Last October (2010) my term came to and end running the ATLAS flavor-tagging group. It was time to get back to being a plot-making member of ATLAS. I don’t know how most people feel when they run a large group like this, but I start to feel separated from actually doing physics. You know a lot more about the physics, and your input affects a lot of people, but you are actually doing very little yourself.
But I had a problem. By the time I stepped down in order to even show a plot in ATLAS you had to apply multiple corrections: the z distribution of the vertex was incorrect, the transverse momentum spectrum of the jets in the Monte Carlo didn’t match, etc. Each of these corrections had to first be derived, and then applied before someone would believe your plot.
To make your one really great plot then, lets look at what you have to do:
- Run over the data to get the distributions of each thing you will be reweighting (jet pT, vertex z position, etc.).
- Run over the Monte Carlo samples to get the same thing
- Calculate the reweighting factors
- Apply the reweighting factors
- Make the plot you’d like to make.
If you are lucky then the various items you need to reweight are not correlated – so you can just run the one job on the Data and the one job on the Monte Carlo in steps one and two.
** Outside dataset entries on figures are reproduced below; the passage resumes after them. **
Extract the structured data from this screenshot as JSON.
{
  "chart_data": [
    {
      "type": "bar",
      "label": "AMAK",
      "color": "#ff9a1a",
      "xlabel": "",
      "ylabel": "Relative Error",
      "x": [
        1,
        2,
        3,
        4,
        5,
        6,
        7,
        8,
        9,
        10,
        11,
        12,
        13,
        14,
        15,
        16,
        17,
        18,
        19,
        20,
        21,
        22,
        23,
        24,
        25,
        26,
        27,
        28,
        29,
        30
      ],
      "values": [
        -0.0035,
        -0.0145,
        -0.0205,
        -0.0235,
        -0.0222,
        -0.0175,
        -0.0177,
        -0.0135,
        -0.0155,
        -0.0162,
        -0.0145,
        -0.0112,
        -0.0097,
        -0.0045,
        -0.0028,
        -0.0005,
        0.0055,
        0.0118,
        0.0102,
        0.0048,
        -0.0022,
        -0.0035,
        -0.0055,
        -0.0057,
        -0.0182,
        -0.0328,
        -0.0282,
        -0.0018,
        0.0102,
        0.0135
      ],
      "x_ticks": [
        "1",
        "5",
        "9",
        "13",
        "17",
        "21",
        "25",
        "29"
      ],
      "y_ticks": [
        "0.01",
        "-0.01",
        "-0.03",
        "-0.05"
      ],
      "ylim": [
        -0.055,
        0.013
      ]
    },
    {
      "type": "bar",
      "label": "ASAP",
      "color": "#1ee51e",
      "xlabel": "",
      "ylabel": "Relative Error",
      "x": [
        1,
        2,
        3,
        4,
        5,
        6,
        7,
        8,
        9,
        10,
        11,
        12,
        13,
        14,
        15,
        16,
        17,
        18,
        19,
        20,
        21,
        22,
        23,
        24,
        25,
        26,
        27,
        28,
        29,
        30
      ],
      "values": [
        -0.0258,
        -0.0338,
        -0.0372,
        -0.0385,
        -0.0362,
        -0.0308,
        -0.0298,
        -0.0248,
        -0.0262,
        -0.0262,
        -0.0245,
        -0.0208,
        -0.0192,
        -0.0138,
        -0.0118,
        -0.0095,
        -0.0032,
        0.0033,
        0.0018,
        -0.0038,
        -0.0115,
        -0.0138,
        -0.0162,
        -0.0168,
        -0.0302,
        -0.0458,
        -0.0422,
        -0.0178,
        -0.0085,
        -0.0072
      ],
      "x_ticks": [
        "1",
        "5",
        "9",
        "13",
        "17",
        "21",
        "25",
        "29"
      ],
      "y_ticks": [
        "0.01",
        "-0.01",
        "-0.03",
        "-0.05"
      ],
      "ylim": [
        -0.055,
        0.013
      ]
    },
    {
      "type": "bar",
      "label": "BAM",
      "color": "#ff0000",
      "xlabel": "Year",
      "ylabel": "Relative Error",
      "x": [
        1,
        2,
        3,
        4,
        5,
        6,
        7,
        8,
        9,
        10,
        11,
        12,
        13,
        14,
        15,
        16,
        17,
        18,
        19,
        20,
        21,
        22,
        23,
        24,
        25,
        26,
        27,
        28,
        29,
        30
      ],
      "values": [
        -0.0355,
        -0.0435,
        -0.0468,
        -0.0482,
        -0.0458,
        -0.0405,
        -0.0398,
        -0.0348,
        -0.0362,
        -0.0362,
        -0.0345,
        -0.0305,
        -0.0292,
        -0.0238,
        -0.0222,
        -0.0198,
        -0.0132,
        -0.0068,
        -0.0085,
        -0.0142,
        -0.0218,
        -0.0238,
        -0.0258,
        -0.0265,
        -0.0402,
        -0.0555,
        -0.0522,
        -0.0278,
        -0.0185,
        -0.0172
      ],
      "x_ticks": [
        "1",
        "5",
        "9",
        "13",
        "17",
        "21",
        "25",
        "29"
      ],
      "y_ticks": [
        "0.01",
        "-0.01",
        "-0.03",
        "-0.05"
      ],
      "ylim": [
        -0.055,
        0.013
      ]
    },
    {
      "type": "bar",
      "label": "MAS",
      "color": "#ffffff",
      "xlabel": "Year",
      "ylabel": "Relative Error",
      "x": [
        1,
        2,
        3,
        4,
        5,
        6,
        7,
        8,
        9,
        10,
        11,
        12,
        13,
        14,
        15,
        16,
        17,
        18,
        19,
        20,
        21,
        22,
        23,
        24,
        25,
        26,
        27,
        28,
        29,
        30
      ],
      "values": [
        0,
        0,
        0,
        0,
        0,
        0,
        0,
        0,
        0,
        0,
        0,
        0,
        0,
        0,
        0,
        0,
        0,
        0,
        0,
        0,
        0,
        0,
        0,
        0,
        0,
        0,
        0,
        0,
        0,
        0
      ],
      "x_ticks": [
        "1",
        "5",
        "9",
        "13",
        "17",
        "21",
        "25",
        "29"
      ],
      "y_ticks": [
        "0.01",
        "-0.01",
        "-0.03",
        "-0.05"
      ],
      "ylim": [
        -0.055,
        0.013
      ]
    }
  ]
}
Otherwise you’ll have to run multiple times. These jobs are either batch jobs that run on the GRID, or a local ROOT job you run on PROOF or something similar. The results of these jobs are typically small ROOT files.
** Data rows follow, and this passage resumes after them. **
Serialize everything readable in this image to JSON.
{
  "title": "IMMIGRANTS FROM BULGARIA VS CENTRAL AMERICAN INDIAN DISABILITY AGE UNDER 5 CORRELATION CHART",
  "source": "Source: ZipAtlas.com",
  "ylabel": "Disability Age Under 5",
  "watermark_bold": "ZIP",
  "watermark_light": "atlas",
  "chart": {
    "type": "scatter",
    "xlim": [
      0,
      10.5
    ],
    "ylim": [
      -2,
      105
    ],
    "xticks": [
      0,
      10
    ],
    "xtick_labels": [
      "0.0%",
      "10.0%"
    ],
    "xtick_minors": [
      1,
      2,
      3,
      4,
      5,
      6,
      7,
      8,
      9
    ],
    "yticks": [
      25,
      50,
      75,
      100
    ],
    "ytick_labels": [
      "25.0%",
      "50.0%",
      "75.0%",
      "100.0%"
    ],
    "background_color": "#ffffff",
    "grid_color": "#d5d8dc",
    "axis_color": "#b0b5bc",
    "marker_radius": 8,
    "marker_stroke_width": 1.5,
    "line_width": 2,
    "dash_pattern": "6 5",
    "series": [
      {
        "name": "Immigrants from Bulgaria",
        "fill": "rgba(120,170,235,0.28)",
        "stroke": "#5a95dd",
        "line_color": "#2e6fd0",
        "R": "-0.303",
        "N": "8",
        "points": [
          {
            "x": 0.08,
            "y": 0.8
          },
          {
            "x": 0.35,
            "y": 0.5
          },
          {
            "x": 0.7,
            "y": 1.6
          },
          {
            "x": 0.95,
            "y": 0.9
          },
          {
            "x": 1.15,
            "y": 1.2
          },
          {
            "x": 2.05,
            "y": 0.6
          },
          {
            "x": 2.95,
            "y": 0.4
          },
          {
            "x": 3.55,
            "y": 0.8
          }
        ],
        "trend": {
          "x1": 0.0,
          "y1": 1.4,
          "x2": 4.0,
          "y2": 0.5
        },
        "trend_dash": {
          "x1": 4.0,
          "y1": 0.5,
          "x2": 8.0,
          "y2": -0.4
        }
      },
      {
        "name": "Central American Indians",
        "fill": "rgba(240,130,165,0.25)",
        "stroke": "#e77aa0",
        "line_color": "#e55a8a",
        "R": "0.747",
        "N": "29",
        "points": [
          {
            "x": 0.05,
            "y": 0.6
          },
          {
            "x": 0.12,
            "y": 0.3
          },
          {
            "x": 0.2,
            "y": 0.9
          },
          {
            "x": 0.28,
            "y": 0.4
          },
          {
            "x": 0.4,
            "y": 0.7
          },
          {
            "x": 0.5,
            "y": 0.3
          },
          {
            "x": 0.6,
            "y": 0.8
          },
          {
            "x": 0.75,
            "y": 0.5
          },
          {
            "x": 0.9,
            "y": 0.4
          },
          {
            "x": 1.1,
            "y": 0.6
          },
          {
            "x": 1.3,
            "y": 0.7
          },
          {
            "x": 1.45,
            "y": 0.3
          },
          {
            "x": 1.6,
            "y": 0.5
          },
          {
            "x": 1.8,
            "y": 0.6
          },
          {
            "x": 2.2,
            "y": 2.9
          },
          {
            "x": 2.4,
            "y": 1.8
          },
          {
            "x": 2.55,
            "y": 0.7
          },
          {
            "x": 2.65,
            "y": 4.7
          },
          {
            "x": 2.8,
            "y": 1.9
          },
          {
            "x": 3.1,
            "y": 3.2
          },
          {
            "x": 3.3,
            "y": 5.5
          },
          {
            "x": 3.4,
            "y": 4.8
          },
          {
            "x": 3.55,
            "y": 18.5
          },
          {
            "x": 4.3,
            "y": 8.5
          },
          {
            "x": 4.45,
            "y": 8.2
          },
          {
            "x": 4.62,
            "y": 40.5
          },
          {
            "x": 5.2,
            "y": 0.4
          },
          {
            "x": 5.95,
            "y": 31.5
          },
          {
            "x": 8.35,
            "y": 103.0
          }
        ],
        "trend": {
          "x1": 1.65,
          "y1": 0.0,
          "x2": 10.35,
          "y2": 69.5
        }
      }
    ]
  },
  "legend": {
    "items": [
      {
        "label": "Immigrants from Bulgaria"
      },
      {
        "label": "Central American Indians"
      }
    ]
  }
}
In step three you have to author a small script that will extract the results from the two jobs in steps 1 and 2, and create the reweighting function. This is often no more difficult that dividing one histogram by another. One can do this at the start of the plotting job (the job you create for steps 4 and 5) or do ti at the command line and save the result in another ROOT file that serves as one of the inputs to the next step.
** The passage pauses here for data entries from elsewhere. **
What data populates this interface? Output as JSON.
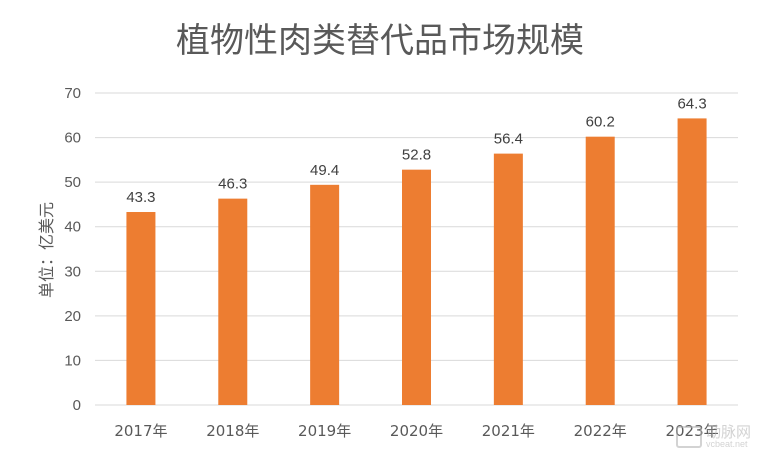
{
  "chart_data": {
    "type": "bar",
    "title": "植物性肉类替代品市场规模",
    "ylabel": "单位：亿美元",
    "xlabel": "",
    "categories": [
      "2017年",
      "2018年",
      "2019年",
      "2020年",
      "2021年",
      "2022年",
      "2023年"
    ],
    "values": [
      43.3,
      46.3,
      49.4,
      52.8,
      56.4,
      60.2,
      64.3
    ],
    "data_labels": [
      "43.3",
      "46.3",
      "49.4",
      "52.8",
      "56.4",
      "60.2",
      "64.3"
    ],
    "ylim": [
      0,
      70
    ],
    "yticks": [
      "0",
      "10",
      "20",
      "30",
      "40",
      "50",
      "60",
      "70"
    ],
    "grid": true,
    "bar_color": "#ED7D31",
    "grid_color": "#D9D9D9"
  },
  "watermark": {
    "cn": "动脉网",
    "en": "vcbeat.net"
  }
}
Steps 4 and 5 can normally be combined into one job. Take the results of step 3 and apply it as a weight to each event, and then plot whatever your variable of interest is, as a function of that weight. Save the result to another ROOT file and you are done!!
I don’t know about you, but this looked scary to me. I had several big issues with this. First, the LHC has been running gang-busters. This means having to constantly re-run all these steps. I’d better not be doing it by hand, especially as things get more complex, because I’m going to forget a step, or accidentally reuse an old result. Next, I was going back to be teaching a pretty difficult course – which means I was going to be distracted. So whatever I did was going to have to be able to survive me not looking at it for a week and then coming back to it… and me still being able to understand what I did! Mostly, the way I normally approach something like the above was going to lead to a mess of scripts and programs, etc., all floating around.
It took me three tries to come up with something that seems to work. It has some difficulties, and isn’t perfect in a number of respects, but it feels a lot better than what I’ve had to do in the past. Next post I’ll talk about my two failed attempts (it will be a week, but I promise it will be there!). After that I’ll discuss my 2011 Christmas project which lead to what I’m using this year.
I’m curious – what do others do to solve this? Mess of scripts and programs? Some sort of work flow? Makefiles?? What?? What I’ve outlined above doesn’t seem scalable!